According to Oregon’s Office of Economic Analysis, Washington County is forecast to grow from 543,000 in population in 2010 to 921,000 in population by 2040. This 69% increase will make Washington County the largest county in population in Oregon and represents a much faster growth rate than either Multnomah or Clackamas counties.

“Great Communities”: an Opportunity Lost

The Region has for sometime been emphasizing the creation of “great communities” that are characterized by a range of land use types that are combined in such a way that induces community. They are envisioned as being supportive of transit, walking and bicycling and aesthetically attractive. At this point in time nearly all of the attention given to the creation of such places has been in places that are fully occupied by existing businesses and buildings. These heavily parcelized footprints make moving to more synergistic “great communities” exceedingly difficult. To realistically accomplish this vision of more compact and integrated communities most often requires significant government intervention and financial support…like using “urban renewal” authority. NWH, as provided for in the Metro UR decision, offers a very real “great community” opportunity. Here the pallet is clear, without government subsidy, for government and the private sector to collaborate in accomplishing an original and unique special place.  If NWH stays “as is” no “great community” opportunity will be possible. The current geography lacks the scale and the mixture of land uses needed to create a “great community”. The NH UR as established by Metro embodied the scale and other prerequisites needed for such consideration.

IMAGINE…Someplace special like perhaps never before possible in Oregon. Since establishing the Oregon land use system in 1973 the Region has not had an opportunity equivalent to NWH. For the most part the Region has been infilling the area included in the original UGB with little consideration for a new large scale “great community” started from scratch. Now with the expectation of nearly 380,000 people in Washington county by 2040 (25 years from now not 50) it makes total sense to create a new highly functional addition to the UR and in time the UGB.
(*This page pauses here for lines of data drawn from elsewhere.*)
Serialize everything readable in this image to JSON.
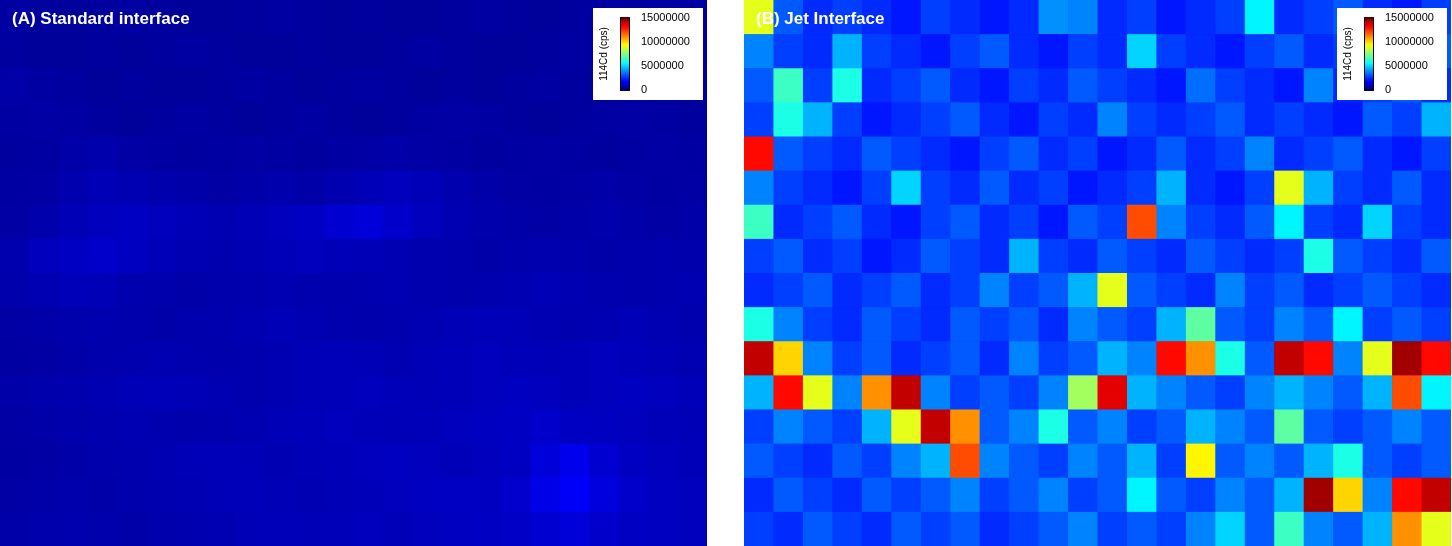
{
  "chart_data": [
    {
      "type": "heatmap",
      "title": "(A) Standard interface",
      "color": "jet",
      "tick_labels": false,
      "cells": [
        [
          500000,
          450000,
          400000,
          450000,
          500000,
          450000,
          400000,
          400000,
          450000,
          500000,
          450000,
          400000,
          450000,
          400000,
          400000,
          450000,
          500000,
          450000,
          400000,
          450000,
          500000,
          450000,
          500000,
          550000
        ],
        [
          450000,
          400000,
          400000,
          450000,
          400000,
          450000,
          500000,
          450000,
          400000,
          400000,
          450000,
          400000,
          400000,
          450000,
          500000,
          450000,
          400000,
          400000,
          450000,
          500000,
          450000,
          400000,
          450000,
          500000
        ],
        [
          600000,
          500000,
          450000,
          400000,
          450000,
          400000,
          400000,
          450000,
          500000,
          450000,
          400000,
          450000,
          500000,
          450000,
          400000,
          450000,
          400000,
          450000,
          500000,
          450000,
          400000,
          450000,
          500000,
          450000
        ],
        [
          500000,
          550000,
          500000,
          450000,
          400000,
          450000,
          500000,
          450000,
          400000,
          450000,
          500000,
          450000,
          400000,
          450000,
          500000,
          550000,
          500000,
          450000,
          400000,
          450000,
          500000,
          550000,
          500000,
          450000
        ],
        [
          450000,
          500000,
          600000,
          650000,
          550000,
          500000,
          450000,
          500000,
          550000,
          500000,
          450000,
          500000,
          550000,
          600000,
          550000,
          500000,
          450000,
          500000,
          550000,
          500000,
          450000,
          500000,
          550000,
          500000
        ],
        [
          500000,
          550000,
          700000,
          800000,
          750000,
          650000,
          600000,
          550000,
          600000,
          650000,
          600000,
          700000,
          800000,
          900000,
          850000,
          700000,
          600000,
          550000,
          500000,
          550000,
          600000,
          550000,
          500000,
          550000
        ],
        [
          550000,
          650000,
          800000,
          900000,
          1000000,
          900000,
          800000,
          750000,
          800000,
          900000,
          1000000,
          1200000,
          1300000,
          1100000,
          900000,
          750000,
          650000,
          600000,
          550000,
          600000,
          650000,
          600000,
          550000,
          600000
        ],
        [
          700000,
          900000,
          1000000,
          1100000,
          950000,
          850000,
          750000,
          700000,
          750000,
          850000,
          900000,
          850000,
          800000,
          750000,
          700000,
          650000,
          600000,
          650000,
          700000,
          650000,
          600000,
          650000,
          700000,
          650000
        ],
        [
          650000,
          750000,
          850000,
          800000,
          700000,
          650000,
          600000,
          650000,
          700000,
          750000,
          700000,
          650000,
          700000,
          750000,
          700000,
          650000,
          700000,
          750000,
          800000,
          750000,
          700000,
          650000,
          700000,
          750000
        ],
        [
          550000,
          600000,
          650000,
          700000,
          650000,
          600000,
          650000,
          700000,
          750000,
          800000,
          750000,
          700000,
          650000,
          700000,
          750000,
          800000,
          850000,
          800000,
          750000,
          700000,
          750000,
          800000,
          750000,
          700000
        ],
        [
          500000,
          550000,
          600000,
          650000,
          700000,
          750000,
          700000,
          650000,
          700000,
          750000,
          800000,
          850000,
          800000,
          750000,
          800000,
          850000,
          900000,
          850000,
          800000,
          850000,
          900000,
          850000,
          800000,
          750000
        ],
        [
          600000,
          650000,
          700000,
          750000,
          800000,
          850000,
          800000,
          750000,
          700000,
          750000,
          800000,
          850000,
          900000,
          850000,
          800000,
          850000,
          900000,
          950000,
          900000,
          850000,
          900000,
          950000,
          900000,
          850000
        ],
        [
          550000,
          600000,
          650000,
          700000,
          750000,
          700000,
          650000,
          700000,
          750000,
          800000,
          850000,
          900000,
          850000,
          800000,
          850000,
          900000,
          950000,
          1000000,
          1100000,
          1000000,
          950000,
          900000,
          850000,
          800000
        ],
        [
          500000,
          550000,
          600000,
          650000,
          700000,
          750000,
          800000,
          850000,
          800000,
          750000,
          800000,
          850000,
          900000,
          950000,
          900000,
          850000,
          900000,
          1000000,
          1300000,
          1600000,
          1200000,
          1000000,
          900000,
          850000
        ],
        [
          550000,
          600000,
          650000,
          600000,
          650000,
          700000,
          750000,
          800000,
          850000,
          800000,
          750000,
          800000,
          850000,
          900000,
          950000,
          1000000,
          950000,
          1100000,
          1500000,
          1800000,
          1400000,
          1100000,
          950000,
          900000
        ],
        [
          600000,
          650000,
          700000,
          650000,
          600000,
          650000,
          700000,
          750000,
          800000,
          850000,
          800000,
          850000,
          900000,
          850000,
          900000,
          950000,
          1000000,
          1050000,
          1200000,
          1300000,
          1100000,
          1000000,
          950000,
          900000
        ]
      ],
      "colorbar": {
        "label": "114Cd (cps)",
        "range": [
          0,
          15000000
        ],
        "ticks": [
          0,
          5000000,
          10000000,
          15000000
        ]
      }
    },
    {
      "type": "heatmap",
      "title": "(B) Jet Interface",
      "color": "jet",
      "tick_labels": false,
      "cells": [
        [
          9000000,
          3200000,
          2500000,
          2800000,
          2500000,
          2200000,
          2800000,
          2500000,
          2200000,
          2500000,
          4000000,
          3800000,
          2500000,
          2800000,
          2200000,
          2500000,
          2800000,
          5500000,
          2500000,
          2800000,
          3200000,
          2500000,
          2200000,
          2800000
        ],
        [
          3800000,
          2800000,
          2500000,
          4500000,
          2800000,
          2500000,
          2200000,
          2800000,
          3200000,
          2500000,
          2200000,
          2800000,
          2500000,
          5000000,
          2800000,
          2500000,
          2200000,
          2800000,
          3200000,
          2500000,
          2800000,
          2200000,
          2500000,
          3200000
        ],
        [
          3200000,
          6500000,
          2800000,
          6000000,
          2500000,
          2800000,
          3200000,
          2500000,
          2200000,
          2800000,
          2500000,
          3200000,
          2800000,
          2500000,
          2200000,
          3500000,
          2800000,
          2500000,
          2200000,
          3800000,
          2500000,
          2800000,
          3200000,
          2500000
        ],
        [
          2800000,
          6000000,
          4500000,
          2800000,
          2200000,
          2500000,
          2800000,
          3200000,
          2500000,
          2200000,
          2800000,
          2500000,
          3800000,
          2800000,
          2500000,
          2800000,
          3200000,
          2500000,
          2800000,
          2500000,
          2200000,
          3200000,
          2800000,
          4500000
        ],
        [
          13000000,
          3200000,
          2800000,
          2500000,
          3200000,
          2800000,
          2500000,
          2200000,
          2800000,
          3200000,
          2500000,
          2800000,
          2200000,
          2500000,
          3200000,
          2500000,
          2800000,
          3800000,
          2500000,
          2800000,
          3200000,
          2500000,
          2200000,
          2800000
        ],
        [
          3800000,
          2800000,
          2500000,
          2200000,
          2800000,
          5000000,
          2800000,
          2500000,
          3200000,
          2500000,
          2800000,
          2200000,
          2500000,
          2800000,
          4500000,
          2500000,
          2200000,
          2800000,
          9000000,
          4500000,
          2800000,
          2500000,
          3200000,
          2500000
        ],
        [
          6500000,
          2500000,
          2800000,
          3200000,
          2500000,
          2200000,
          2800000,
          3200000,
          2500000,
          2800000,
          2200000,
          3200000,
          2800000,
          12000000,
          3800000,
          2800000,
          2500000,
          3200000,
          5500000,
          2800000,
          2500000,
          5000000,
          2800000,
          2500000
        ],
        [
          2800000,
          3200000,
          2500000,
          2800000,
          2200000,
          2500000,
          3200000,
          2800000,
          2500000,
          4500000,
          2800000,
          2500000,
          3200000,
          2800000,
          2500000,
          3200000,
          2800000,
          2500000,
          2800000,
          6000000,
          3200000,
          2800000,
          2500000,
          3200000
        ],
        [
          2500000,
          2800000,
          3200000,
          2500000,
          2800000,
          3200000,
          2500000,
          2800000,
          3800000,
          2800000,
          3200000,
          4500000,
          9000000,
          3200000,
          2800000,
          2500000,
          3800000,
          2800000,
          3200000,
          2500000,
          2800000,
          3200000,
          2800000,
          2500000
        ],
        [
          6000000,
          3800000,
          2800000,
          2500000,
          3200000,
          2800000,
          2500000,
          3200000,
          2800000,
          3200000,
          2500000,
          3800000,
          3200000,
          2800000,
          4500000,
          7000000,
          3200000,
          2800000,
          3800000,
          3200000,
          5500000,
          2800000,
          3200000,
          2800000
        ],
        [
          14000000,
          10000000,
          3800000,
          2800000,
          3200000,
          2500000,
          2800000,
          3200000,
          2500000,
          3800000,
          2800000,
          3200000,
          4500000,
          3800000,
          13000000,
          11000000,
          6000000,
          3200000,
          14000000,
          13000000,
          3800000,
          9000000,
          14500000,
          13000000
        ],
        [
          4500000,
          13000000,
          9000000,
          3800000,
          11000000,
          14000000,
          3800000,
          2800000,
          3200000,
          2800000,
          3800000,
          8000000,
          13500000,
          4500000,
          3800000,
          3200000,
          2800000,
          3800000,
          4500000,
          3800000,
          3200000,
          4500000,
          12000000,
          5500000
        ],
        [
          2800000,
          3800000,
          3200000,
          2800000,
          4500000,
          9000000,
          14000000,
          11000000,
          3200000,
          3800000,
          6000000,
          3200000,
          3800000,
          2800000,
          3200000,
          4500000,
          3800000,
          3200000,
          7000000,
          3200000,
          2800000,
          3200000,
          3800000,
          3200000
        ],
        [
          3200000,
          2800000,
          2500000,
          3200000,
          2800000,
          3800000,
          4500000,
          12000000,
          3800000,
          3200000,
          2800000,
          3800000,
          3200000,
          4500000,
          2800000,
          9500000,
          3200000,
          3800000,
          3200000,
          4500000,
          6000000,
          3200000,
          2800000,
          3200000
        ],
        [
          2500000,
          3200000,
          2800000,
          2500000,
          3200000,
          2800000,
          3200000,
          3800000,
          2800000,
          3200000,
          3800000,
          2800000,
          3200000,
          5500000,
          3200000,
          2800000,
          3800000,
          3200000,
          4500000,
          14500000,
          10000000,
          3800000,
          13000000,
          14000000
        ],
        [
          2800000,
          2500000,
          3200000,
          2800000,
          2500000,
          3200000,
          2800000,
          3200000,
          2500000,
          2800000,
          3200000,
          3800000,
          2800000,
          3200000,
          2800000,
          3800000,
          5000000,
          3200000,
          6500000,
          3800000,
          3200000,
          4500000,
          11000000,
          9000000
        ]
      ],
      "colorbar": {
        "label": "114Cd (cps)",
        "range": [
          0,
          15000000
        ],
        "ticks": [
          0,
          5000000,
          10000000,
          15000000
        ]
      }
    }
  ]
}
Making “Rural Reserve” Workable

One of the primary objectives of S.B. 1011 was not only to provide long-range certainty for what could be considered for urbanization; but also, to provide the agricultural community with certainty of what land would remain in agricultural use. For the most part owners of agricultural land in NWH have little regard for the “rural reserve” designation and will not likely make long-range agriculture related investments. The thinking is Metro got it right and the Legislature got it wrong. In short the “rural reserve” designation applied by the Legislature is being disregarded by North Hillsboro land owners.